Wednesday, August 1, 2012

Thai Green Papaya Salad (Som Tam)




Adapted from She Simmers

Ingredients:

1 clove garlic
1 or 2 red Thai bird’s eye chilies
2 tablespoons dried shrimp
Thai palm sugar, to taste
1/4 cup roasted peanuts
6 oz green papaya strands
6 cherry tomatoes (I used grape tomatoes)
1/3 cup long green beans, cut into 1-inch lengths
Fresh lime juice to taste
Fish sauce, to taste

Method:
  1. Pound the garlic and bird’s eye chilies until they form a smooth paste.
  2. Add the dried shrimp and pound until the pieces are broken up, but not completely pulverized.
  3. Add the palm sugar (cut into small pieces), maybe 2-3 teaspoons at first. More more to taste later.
  4. Add the peanuts and lightly pound until they are broken into tiny pieces, but not to the point where they form a thick paste.
  5. Add the green beans and crush them with the mortar until they’re splitting and lightly bruised.
  6. Add the papaya and tomatoes and pound on them to bruise them.
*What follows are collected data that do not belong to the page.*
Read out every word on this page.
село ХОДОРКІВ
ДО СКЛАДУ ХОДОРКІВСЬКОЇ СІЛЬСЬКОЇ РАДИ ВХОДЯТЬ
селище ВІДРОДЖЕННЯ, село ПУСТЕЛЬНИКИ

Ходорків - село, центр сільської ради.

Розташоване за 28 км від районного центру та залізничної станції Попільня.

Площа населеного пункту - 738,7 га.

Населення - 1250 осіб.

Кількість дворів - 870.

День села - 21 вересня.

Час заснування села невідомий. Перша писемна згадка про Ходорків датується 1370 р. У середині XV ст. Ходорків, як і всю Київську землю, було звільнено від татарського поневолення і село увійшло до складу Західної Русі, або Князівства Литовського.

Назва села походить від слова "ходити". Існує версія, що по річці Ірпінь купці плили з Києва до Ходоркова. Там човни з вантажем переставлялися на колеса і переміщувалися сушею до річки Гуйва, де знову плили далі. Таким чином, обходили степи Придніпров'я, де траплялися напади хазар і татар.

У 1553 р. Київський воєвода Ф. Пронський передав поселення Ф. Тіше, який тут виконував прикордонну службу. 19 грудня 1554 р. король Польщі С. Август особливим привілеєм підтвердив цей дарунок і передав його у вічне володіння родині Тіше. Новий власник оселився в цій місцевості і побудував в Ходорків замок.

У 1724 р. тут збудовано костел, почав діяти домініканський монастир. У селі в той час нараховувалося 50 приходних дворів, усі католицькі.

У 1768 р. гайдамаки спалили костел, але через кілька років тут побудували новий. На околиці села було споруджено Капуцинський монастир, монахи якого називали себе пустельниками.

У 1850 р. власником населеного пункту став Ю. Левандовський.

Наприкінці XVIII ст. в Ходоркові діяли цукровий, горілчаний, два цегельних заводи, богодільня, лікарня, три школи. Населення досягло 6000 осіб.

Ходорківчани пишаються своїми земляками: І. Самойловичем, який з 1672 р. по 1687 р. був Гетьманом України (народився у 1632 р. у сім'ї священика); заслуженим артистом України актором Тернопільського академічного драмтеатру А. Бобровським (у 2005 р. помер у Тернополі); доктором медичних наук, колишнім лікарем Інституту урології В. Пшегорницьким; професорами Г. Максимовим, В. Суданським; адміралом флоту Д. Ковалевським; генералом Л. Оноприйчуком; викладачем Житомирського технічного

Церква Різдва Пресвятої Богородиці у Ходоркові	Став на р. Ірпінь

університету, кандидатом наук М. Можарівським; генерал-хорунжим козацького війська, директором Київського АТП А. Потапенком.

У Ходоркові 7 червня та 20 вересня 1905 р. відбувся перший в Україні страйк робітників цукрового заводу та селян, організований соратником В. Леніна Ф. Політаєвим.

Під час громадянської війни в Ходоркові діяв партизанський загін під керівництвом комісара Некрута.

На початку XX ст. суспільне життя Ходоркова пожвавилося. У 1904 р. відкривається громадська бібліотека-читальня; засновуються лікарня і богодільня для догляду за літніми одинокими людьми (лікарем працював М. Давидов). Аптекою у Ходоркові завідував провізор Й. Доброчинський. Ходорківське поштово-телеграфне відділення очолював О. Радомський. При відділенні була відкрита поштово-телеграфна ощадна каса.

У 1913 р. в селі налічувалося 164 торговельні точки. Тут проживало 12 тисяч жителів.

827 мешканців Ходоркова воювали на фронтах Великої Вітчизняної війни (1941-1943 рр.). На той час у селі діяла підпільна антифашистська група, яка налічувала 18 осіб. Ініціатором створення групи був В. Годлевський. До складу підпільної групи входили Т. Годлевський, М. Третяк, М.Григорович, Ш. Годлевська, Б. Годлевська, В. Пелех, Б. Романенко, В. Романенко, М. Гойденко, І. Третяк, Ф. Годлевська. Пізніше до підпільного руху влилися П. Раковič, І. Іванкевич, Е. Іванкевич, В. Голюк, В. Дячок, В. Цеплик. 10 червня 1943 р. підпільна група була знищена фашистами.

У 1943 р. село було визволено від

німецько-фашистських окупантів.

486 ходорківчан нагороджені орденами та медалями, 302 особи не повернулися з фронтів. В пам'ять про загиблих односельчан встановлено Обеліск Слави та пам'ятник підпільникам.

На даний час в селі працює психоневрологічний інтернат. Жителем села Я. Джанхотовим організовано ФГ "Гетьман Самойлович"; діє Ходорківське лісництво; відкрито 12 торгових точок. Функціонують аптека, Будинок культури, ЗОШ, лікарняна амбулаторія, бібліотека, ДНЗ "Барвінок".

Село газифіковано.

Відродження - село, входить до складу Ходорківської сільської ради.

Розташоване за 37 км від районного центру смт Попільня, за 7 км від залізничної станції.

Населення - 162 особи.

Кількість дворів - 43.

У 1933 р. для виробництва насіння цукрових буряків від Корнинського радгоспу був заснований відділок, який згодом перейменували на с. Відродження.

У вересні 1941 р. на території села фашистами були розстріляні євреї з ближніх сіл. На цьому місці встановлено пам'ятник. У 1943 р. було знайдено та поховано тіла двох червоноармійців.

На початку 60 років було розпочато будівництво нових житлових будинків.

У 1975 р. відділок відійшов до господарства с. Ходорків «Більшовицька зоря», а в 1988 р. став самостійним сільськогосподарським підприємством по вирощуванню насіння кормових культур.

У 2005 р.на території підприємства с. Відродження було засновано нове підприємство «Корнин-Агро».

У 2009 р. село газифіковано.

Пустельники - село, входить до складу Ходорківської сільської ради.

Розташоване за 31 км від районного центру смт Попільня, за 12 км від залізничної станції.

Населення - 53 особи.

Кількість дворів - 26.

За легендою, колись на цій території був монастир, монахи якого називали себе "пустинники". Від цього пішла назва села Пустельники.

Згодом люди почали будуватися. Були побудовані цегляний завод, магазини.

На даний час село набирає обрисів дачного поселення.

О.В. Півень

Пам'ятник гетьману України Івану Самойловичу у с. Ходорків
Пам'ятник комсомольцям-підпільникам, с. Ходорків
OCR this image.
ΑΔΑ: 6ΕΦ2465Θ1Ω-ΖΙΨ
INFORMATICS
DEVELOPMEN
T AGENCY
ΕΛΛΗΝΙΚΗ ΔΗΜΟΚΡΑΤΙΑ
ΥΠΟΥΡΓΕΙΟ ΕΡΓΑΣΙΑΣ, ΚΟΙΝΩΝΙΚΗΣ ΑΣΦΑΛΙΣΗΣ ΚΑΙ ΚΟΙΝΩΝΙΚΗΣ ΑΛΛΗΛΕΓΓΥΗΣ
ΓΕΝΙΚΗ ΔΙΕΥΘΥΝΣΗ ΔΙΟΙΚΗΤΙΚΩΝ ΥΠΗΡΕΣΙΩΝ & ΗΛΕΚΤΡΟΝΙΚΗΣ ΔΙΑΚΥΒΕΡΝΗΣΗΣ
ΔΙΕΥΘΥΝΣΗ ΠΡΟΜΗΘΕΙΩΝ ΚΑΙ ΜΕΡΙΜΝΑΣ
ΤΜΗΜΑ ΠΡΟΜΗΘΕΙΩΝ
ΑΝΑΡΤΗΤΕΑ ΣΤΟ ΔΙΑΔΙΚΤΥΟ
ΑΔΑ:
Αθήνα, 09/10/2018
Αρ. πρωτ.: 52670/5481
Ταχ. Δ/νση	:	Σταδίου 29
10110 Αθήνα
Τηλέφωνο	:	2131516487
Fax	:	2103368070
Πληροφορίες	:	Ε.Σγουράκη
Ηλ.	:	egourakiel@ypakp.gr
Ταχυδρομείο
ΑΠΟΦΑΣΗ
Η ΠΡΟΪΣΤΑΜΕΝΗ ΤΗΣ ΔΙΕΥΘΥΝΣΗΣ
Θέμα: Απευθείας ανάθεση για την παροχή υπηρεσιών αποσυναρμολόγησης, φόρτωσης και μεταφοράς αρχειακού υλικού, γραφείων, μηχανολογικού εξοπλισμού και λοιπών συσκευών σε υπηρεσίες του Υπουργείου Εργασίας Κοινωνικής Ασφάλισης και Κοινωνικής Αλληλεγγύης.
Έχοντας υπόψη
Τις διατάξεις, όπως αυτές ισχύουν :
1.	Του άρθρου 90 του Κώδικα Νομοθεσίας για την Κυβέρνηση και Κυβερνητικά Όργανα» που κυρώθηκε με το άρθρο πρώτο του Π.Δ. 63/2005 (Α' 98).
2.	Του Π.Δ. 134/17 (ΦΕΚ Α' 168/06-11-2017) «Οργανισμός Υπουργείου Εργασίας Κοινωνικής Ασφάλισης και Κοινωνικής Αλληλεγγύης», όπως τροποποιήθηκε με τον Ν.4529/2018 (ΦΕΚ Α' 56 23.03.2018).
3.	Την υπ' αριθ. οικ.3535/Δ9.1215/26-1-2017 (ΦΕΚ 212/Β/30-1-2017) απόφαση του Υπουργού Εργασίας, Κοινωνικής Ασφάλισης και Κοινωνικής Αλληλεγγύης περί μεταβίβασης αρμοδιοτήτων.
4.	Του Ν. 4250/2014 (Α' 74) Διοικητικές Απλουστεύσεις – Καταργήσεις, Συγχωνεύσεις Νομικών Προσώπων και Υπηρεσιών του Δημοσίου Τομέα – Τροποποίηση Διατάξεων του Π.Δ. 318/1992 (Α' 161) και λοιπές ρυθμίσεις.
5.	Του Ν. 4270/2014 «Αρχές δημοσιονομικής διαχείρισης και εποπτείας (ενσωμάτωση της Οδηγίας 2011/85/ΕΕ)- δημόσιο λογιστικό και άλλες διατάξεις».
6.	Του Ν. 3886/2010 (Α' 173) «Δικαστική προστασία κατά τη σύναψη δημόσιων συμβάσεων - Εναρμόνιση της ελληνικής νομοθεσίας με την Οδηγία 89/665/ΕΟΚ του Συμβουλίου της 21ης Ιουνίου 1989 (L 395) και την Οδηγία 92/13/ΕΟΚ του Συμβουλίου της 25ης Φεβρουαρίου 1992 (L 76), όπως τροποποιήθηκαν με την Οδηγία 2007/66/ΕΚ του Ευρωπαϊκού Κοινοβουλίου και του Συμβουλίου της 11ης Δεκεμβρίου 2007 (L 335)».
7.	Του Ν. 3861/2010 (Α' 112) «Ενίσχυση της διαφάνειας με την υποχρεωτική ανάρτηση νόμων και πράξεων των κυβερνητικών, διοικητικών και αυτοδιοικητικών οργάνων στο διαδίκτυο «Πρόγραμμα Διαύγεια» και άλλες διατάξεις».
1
You want to crush the tomatoes so they release their juices and give their flavor and color.
  7. Add a couple of teaspoons of fish sauce and a couple of teaspoons of lime juice to the mix.
  8. Have in one hand a large spoon to help flip things over in and scrape down the sides of the mortar while your other hand pounds away with the pestle.
  9. Keep pounding and flipping for a few seconds, add more fish sauce, lime juice, or palm sugar as needed.
  10. Dish out and serve immediately.